“Wrap up warmly,” Aurélie called after him as he cantered away. He was probably sickening from something, that was all. But a vague feeling of gloom lingered, all the same, all through the festivities in the village that night, through the feasting in the castle, the bonfires and songs. Aurélie found herself feeling vaguely annoyed at Jean-Marie. He’d never been so faint of heart before. If they’d pushed the Germans back, well, then. Even if the war wasn’t done, it meant it would be.
The talisman was at Courcelles and France could not fall.
There was no getting her workers into the field the next morning; there had been too much genièvre consumed the night before, the fierce, local gin that could send men mad—or at least give one a very bad head.
Rumors percolated around the village. Le Catelet had been liberated. The Germans were running away. The sounds of the fighting became louder and closer. French machine gunners dug in at a farm the next village over, holding off a squadron of Uhlans. Aurélie thought her father would go mad with the strain of inactivity, standing on the parapet with a telescope, scanning for uniforms, trying to figure out which way the fighting was going.
“Skirmishes,” he said disapprovingly. “Skirmishes.”
“It has to be over soon,” said Aurélie fervently, thinking of the talisman in its hiding place. “It has to.”
But when the troops came, they were the wrong sort. It was her father’s shout that alerted them. Holding her skirts, Aurélie ran up the twisting stairs to the parapet. Her father handed her his telescope. His hands were shaking. Without comment, Aurélie snatched it from him, holding it to her eye.
They looked like ants. Lots and lots of ants. The road from the north was black with them, with motors and men and cyclists. On and on they came, in ordered rows, marching, marching, marching south and east, Germans upon Germans upon Germans, like a plague of locusts, covering the ground, making the sky dark.
Aurélie made a strangled noise deep in her throat and tried to turn it into a cough. “They said they’d driven them back.”
“If they don’t, we will,” said her father grimly, and Aurélie had the vague suspicion that he was enjoying this, that he was looking forward to wielding his antique arquebus.
Her hands were suddenly very cold. She rubbed them together, wincing a little as the blisters on her palms stung. “Maybe they’ll pass us by. They did before.”
There was the sound of a motor gunning, of men shouting. Aurélie could hear Victor’s voice, raised in remonstrance.
Aurélie didn’t wait for her father. She took off down the stairs, spiraling down, down, down, bursting out of the narrow stairwell into the light of the courtyard, where Victor stood with his musket raised like a club, as if he could bar the entrance of the men who stood beyond by sheer will.
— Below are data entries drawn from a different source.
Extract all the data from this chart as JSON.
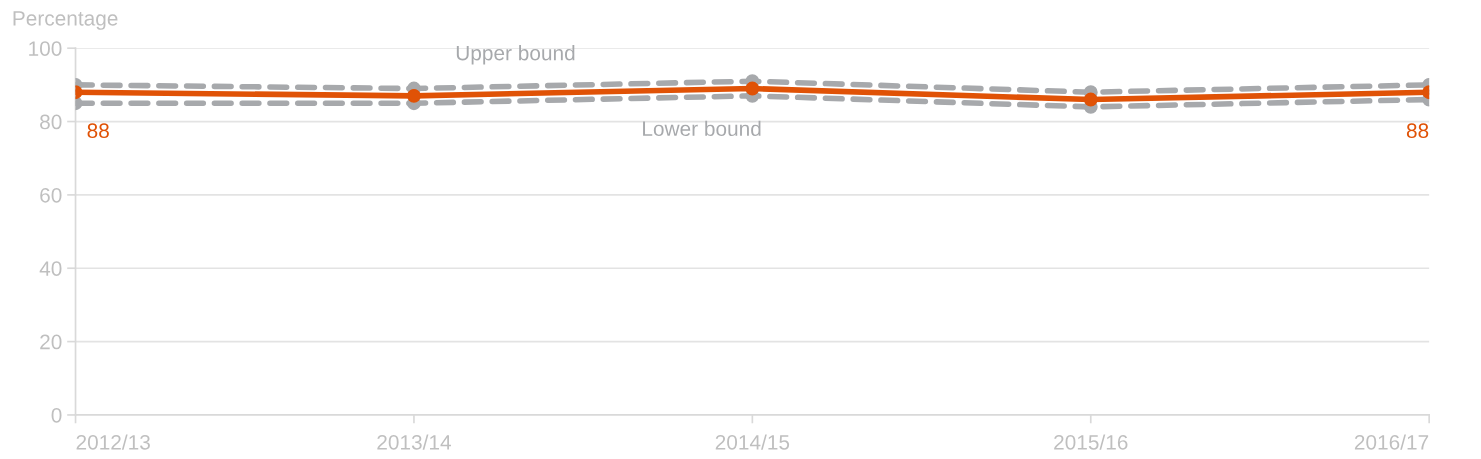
{
  "chart_data": {
    "type": "line",
    "ylabel": "Percentage",
    "categories": [
      "2012/13",
      "2013/14",
      "2014/15",
      "2015/16",
      "2016/17"
    ],
    "series": [
      {
        "name": "Upper bound",
        "color": "#a7a9ac",
        "values": [
          90,
          89,
          91,
          88,
          90
        ],
        "line_style": "dashed"
      },
      {
        "name": "Lower bound",
        "color": "#a7a9ac",
        "values": [
          85,
          85,
          87,
          84,
          86
        ],
        "line_style": "dashed"
      },
      {
        "color": "#e05206",
        "values": [
          88,
          87,
          89,
          86,
          88
        ],
        "line_style": "solid",
        "value_labels": [
          "88",
          null,
          null,
          null,
          "88"
        ]
      }
    ],
    "ylim": [
      0,
      100
    ],
    "yticks": [
      0,
      20,
      40,
      60,
      80,
      100
    ],
    "grid": "y",
    "marker": "circle",
    "legend": false
  }
}
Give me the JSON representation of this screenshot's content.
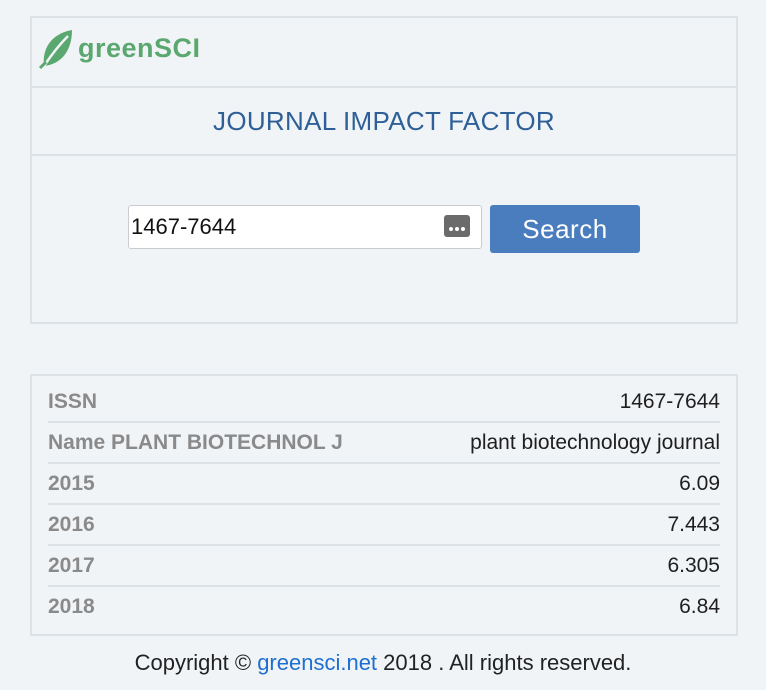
{
  "brand": {
    "name": "greenSCI",
    "leaf_color": "#5aa86f"
  },
  "header": {
    "title": "JOURNAL IMPACT FACTOR"
  },
  "search": {
    "value": "1467-7644",
    "button_label": "Search",
    "accent_color": "#4a7dbd",
    "icon": "keyboard-icon"
  },
  "results": {
    "rows": [
      {
        "label": "ISSN",
        "value": "1467-7644"
      },
      {
        "label": "Name PLANT BIOTECHNOL J",
        "value": "plant biotechnology journal"
      },
      {
        "label": "2015",
        "value": "6.09"
      },
      {
        "label": "2016",
        "value": "7.443"
      },
      {
        "label": "2017",
        "value": "6.305"
      },
      {
        "label": "2018",
        "value": "6.84"
      }
    ]
  },
  "footer": {
    "prefix": "Copyright ©",
    "link_text": "greensci.net",
    "suffix": " 2018 . All rights reserved."
  }
}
“Entry, pah! I’ll show you where you can—”
“Stop!” Aurélie stepped forward before Victor could write his own death warrant.
She drew herself up, wishing she was wearing something more impressive than the old frock she had donned to work in the fields. She would have liked to have been garbed like Minnie, in her Paris best, or, even better, in breastplate and helmet.
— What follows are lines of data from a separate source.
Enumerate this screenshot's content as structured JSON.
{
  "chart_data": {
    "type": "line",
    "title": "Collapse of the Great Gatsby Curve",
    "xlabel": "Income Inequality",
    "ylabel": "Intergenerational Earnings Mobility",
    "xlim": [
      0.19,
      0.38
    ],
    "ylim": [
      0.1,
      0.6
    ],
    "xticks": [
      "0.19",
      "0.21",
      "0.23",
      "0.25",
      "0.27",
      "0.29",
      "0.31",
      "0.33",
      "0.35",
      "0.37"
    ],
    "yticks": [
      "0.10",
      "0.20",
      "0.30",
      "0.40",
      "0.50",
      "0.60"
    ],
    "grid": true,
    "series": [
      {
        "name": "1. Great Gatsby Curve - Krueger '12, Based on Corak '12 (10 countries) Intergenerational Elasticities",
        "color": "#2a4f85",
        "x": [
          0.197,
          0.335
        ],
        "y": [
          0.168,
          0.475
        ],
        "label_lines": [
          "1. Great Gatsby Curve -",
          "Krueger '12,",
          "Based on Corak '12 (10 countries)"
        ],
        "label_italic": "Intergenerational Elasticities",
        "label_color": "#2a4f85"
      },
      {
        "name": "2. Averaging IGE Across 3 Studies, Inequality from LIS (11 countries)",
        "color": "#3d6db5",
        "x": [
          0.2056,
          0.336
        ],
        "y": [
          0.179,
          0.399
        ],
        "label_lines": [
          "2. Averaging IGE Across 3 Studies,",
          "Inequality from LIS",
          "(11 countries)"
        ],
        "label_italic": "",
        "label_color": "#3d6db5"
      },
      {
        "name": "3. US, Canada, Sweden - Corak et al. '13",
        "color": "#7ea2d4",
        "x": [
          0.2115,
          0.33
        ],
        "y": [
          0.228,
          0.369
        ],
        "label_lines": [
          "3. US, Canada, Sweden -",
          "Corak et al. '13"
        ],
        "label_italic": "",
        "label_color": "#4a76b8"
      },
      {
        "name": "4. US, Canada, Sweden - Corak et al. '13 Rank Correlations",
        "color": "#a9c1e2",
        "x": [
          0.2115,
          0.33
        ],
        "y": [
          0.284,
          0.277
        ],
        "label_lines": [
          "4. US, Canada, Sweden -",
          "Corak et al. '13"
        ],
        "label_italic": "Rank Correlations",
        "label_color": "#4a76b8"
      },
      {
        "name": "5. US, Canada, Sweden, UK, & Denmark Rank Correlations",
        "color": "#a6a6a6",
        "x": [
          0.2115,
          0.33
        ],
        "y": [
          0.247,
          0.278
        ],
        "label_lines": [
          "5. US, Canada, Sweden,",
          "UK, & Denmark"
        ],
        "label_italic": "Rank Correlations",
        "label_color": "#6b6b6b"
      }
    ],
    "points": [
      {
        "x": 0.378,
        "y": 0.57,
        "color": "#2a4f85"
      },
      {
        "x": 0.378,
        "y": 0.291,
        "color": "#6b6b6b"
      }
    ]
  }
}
“Who goes there?” she demanded, cursing the light that made halos in front of her eyes. They had the sun to their backs, rendering her sun-blind. “I am the Demoiselle de Courcelles and this is my land on which you trespass.”
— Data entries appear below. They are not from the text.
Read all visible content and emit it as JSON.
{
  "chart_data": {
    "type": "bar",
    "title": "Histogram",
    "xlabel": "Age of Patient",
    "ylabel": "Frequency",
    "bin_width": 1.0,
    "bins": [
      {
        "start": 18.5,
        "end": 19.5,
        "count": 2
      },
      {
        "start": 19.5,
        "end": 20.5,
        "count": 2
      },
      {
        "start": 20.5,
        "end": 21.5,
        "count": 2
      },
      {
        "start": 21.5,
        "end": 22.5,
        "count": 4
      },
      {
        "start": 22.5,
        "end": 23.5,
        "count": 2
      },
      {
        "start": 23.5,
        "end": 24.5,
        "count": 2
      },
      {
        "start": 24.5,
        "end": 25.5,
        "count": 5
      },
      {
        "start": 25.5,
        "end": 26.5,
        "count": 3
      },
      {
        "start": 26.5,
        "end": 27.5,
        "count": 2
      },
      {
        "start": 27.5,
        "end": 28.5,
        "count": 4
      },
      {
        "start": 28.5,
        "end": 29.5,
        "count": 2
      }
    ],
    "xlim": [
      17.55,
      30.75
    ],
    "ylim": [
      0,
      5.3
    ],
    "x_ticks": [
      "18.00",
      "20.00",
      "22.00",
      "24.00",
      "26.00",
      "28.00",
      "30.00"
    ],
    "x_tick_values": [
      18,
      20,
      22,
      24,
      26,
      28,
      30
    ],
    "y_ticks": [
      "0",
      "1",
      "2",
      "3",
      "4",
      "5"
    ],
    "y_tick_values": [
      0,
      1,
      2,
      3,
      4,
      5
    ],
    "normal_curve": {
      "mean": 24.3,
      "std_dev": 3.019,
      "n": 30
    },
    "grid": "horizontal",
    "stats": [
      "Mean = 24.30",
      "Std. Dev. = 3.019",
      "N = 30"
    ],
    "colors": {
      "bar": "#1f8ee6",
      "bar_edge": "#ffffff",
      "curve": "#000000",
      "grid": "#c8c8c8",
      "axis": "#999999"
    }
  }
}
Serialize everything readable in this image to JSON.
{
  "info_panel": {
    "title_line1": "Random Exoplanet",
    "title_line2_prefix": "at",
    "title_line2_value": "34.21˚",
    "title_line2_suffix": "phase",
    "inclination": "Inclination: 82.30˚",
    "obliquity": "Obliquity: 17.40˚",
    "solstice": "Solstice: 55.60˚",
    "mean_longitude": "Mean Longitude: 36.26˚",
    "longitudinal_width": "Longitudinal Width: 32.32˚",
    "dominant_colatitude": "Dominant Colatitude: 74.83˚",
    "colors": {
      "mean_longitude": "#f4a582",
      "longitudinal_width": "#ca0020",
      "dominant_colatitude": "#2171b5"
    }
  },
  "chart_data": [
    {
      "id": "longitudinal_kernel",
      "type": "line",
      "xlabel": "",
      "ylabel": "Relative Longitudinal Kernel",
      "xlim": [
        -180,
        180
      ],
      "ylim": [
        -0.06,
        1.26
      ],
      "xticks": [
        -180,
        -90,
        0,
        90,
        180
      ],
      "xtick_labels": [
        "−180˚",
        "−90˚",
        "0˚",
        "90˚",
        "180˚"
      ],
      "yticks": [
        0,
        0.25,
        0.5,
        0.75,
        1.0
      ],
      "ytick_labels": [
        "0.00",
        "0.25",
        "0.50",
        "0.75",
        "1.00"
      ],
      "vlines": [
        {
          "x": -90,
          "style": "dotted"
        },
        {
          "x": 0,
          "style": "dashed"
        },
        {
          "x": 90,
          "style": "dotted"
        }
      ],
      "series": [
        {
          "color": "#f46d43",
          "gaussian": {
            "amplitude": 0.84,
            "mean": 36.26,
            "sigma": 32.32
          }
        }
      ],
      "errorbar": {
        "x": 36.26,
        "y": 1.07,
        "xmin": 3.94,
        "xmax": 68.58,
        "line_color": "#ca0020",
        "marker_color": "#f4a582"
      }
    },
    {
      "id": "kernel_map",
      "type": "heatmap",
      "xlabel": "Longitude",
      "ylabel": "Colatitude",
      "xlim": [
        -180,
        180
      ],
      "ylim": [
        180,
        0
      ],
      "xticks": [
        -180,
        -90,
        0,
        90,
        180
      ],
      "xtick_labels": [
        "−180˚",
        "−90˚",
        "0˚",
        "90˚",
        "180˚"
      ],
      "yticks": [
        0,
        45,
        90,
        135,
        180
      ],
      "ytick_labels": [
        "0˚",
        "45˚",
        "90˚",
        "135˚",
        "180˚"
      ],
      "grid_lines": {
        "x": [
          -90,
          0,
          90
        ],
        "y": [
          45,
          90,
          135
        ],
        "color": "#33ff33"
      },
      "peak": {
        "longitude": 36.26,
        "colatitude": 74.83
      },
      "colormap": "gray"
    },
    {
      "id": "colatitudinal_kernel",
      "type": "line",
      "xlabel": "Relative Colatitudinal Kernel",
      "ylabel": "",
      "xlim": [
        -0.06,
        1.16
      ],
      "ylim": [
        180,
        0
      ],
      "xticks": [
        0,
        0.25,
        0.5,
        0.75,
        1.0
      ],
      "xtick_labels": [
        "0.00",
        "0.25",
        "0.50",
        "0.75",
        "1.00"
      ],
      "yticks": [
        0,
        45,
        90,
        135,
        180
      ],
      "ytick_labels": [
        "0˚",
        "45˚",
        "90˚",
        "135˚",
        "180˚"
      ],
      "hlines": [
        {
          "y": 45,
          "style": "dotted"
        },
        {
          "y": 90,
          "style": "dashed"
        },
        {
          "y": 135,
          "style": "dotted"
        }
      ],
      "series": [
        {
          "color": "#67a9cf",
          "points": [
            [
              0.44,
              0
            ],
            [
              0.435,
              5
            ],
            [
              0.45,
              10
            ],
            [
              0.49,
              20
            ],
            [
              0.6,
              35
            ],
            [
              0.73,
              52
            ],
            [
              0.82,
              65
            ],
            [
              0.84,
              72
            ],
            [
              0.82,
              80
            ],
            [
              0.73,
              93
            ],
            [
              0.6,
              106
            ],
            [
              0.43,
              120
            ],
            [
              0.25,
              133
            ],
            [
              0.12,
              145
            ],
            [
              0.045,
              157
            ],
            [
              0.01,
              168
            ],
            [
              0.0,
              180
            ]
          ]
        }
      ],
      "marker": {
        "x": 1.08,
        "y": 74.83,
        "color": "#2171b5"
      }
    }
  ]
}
“Mademoiselle de Courcelles?” One of the Germans stepped forward, out of the mess of men. He had removed his hat and his fair hair shone in the sun. His French was fluent and cultured and alarmingly familiar. “Do you not remember me?”
“Why should she?” demanded Aurélie’s father, arriving breathless beside her. He was toting a fourteenth-century sword so heavy that the point dragged in the dirt behind him. “And what are you doing here? I didn’t invite you.”
The German officer stood to attention, clicking his feet smartly together. “We’ve come to ask the favor of lodging in your castle, on behalf of my commanding officer, Major Hoffmeister. And by favor,” the German added apologetically, “I mean that we’ve come to requisition it.”
He had moved sideways, out of the sun. His hair was shorter than the last time Aurélie had seen him; it had been worn long then, curling at the collar. The image wavered in front of her, rain-streaked windows in the Louvre, a man standing beside her in a gray-striped suit, a posy in his buttonhole, gray kid gloves with pearl buttons holding a portfolio of rich leather stamped with gold.